Konstruksi Kebangsaan Partai Politik
Oleh: A Bakir Ihsan
Sesuai penetapan Komisi Pemilihan
Umum (KPU), partai politik yang bertarung pada Pemilu 2019 bertambah dari 10
menjadi 14. Belakangan, Badan Pengawas Pemilu (Bawaslu) menetapkan PBB sebagai
peserta pemilu. Dengan bertambahnya jumlah partai, pilihan masyarakat semakin
banyak, walaupun dengan distingsi yang sulit ditegaskan.
Menjelang pemilu kelima di era reformasi, perlu diajukan evaluasi terkait manfaat partai bagi konstruksi kebangsaan.
Terngiang kembali gugatan dua
pendiri partai sekaligus bapak bangsa; Thomas Jefferson dan Soekarno terhadap
partai politik. Menurut Jefferson (1789); "If I could not go to heaven but
with a party, I would not go there at all (kalau saya tidak bisa ke surga tanpa
sebuah partai politik, saya lebih memilih untuk tidak pergi ke sana sama
sekali." Dan bagi Soekarno (1956); "Marilah sekarang bersama-sama
kita menguburkan semua partai!".
Partai
politik peserta pemilu.
Dua pernyataan tersebut merefleksikan harapan sekaligus kekhawatiran. Partai
diharapkan bisa memobilisasi dan mengartikulasi aspirasi, tapi dapat pula
meruntuhkan kolektivitas bangsa karena partisi yang lebih ditonjolkan. Partai
yang merepresentasikan irisan sosial dieksploitasi melampaui dasar kebangsaan.
Tampaknya kekhawatiran itu masih cukup relevan melihat fenomena parpol saat ini
yang lebih memikirkan kepentingan diri daripada konstituennya.
Akibatnya, seperti dilansir beberapa lembaga survei, opini masyarakat terhadap partai politik relatif buruk. Menurut hasil survei Indobarometer, Maret 2017, sebanyak 51,3 persen masyarakat menilai partai politik buruk. Akibatnya masyarakat merasa tidak dekat dengan partai politik (62,9 persen). Hal serupa juga ditunjukkan oleh hasil survei Saiful Mujani Research and Consulting (SMRC) pada Oktober 2016.

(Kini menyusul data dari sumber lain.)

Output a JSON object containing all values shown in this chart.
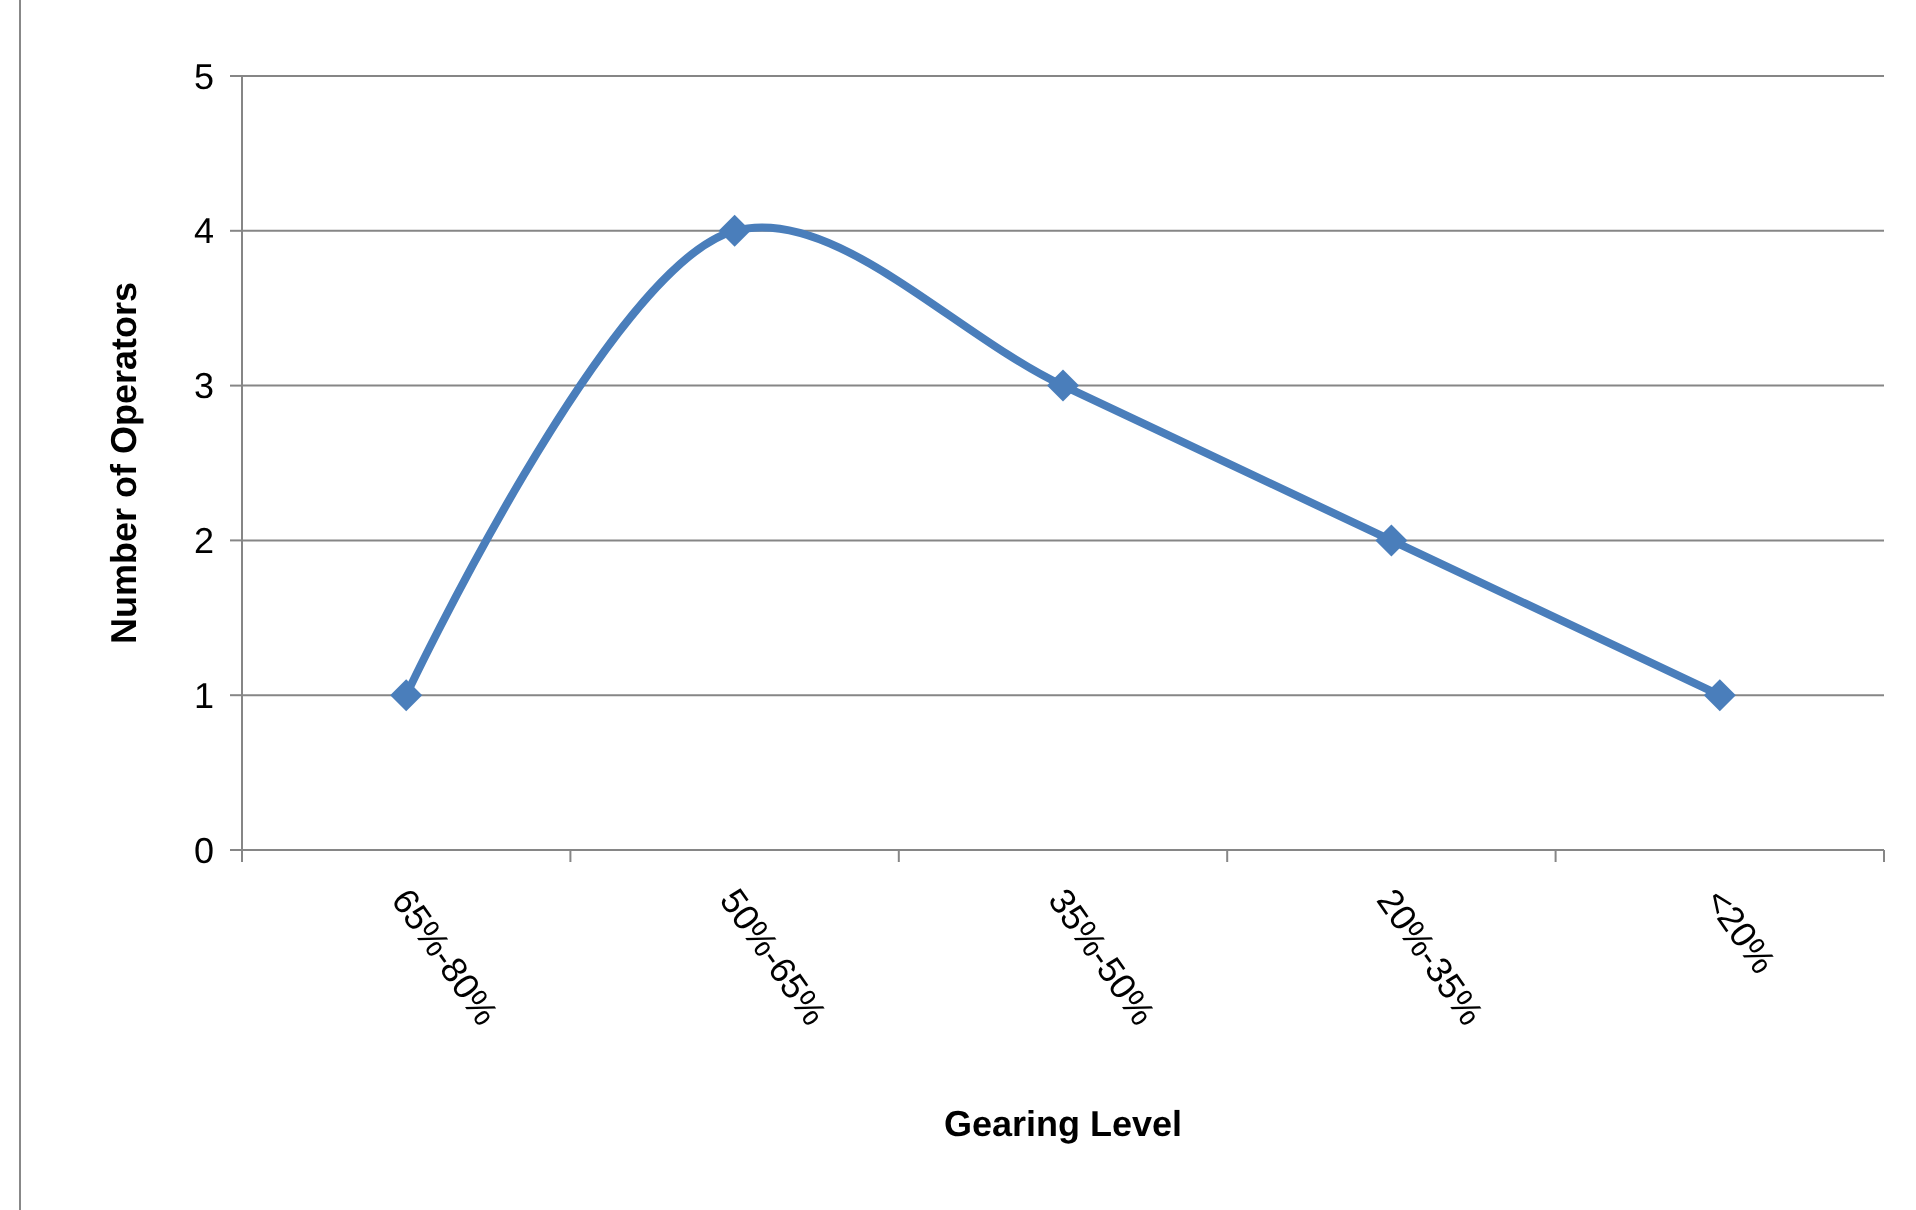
{
  "chart_data": {
    "type": "line",
    "xlabel": "Gearing Level",
    "ylabel": "Number of Operators",
    "categories": [
      "65%-80%",
      "50%-65%",
      "35%-50%",
      "20%-35%",
      "<20%"
    ],
    "series": [
      {
        "color": "#4a7ebb",
        "values": [
          1,
          4,
          3,
          2,
          1
        ]
      }
    ],
    "ylim": [
      0,
      5
    ],
    "yticks": [
      0,
      1,
      2,
      3,
      4,
      5
    ],
    "grid": "y",
    "marker": "diamond",
    "line_style": "solid"
  }
}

Terjadi penurunan tingkat kedekatan
masyarakat terhadap partai politik dari 10 persen menjadi 9 persen. Opini buruk
dan jarak masyarakat terhadap partai politik memperlihatkan belum maksimalnya
fungsi artikulasi publik. Bahkan dalam kasus tertentu partai politik menjadi
penyumbang menguatnya sekat primordial untuk kepentingan pragmatis.
Problem institusi
Dua tantangan terbesar agenda kebangsaan yang cenderung menguat saat ini adalah, pertama, intoleransi. Gejala intoleransi semakin kasat mata melalui penegasian terhadap kelompok yang berbeda atau memberi ruang bagi munculnya primordialisme.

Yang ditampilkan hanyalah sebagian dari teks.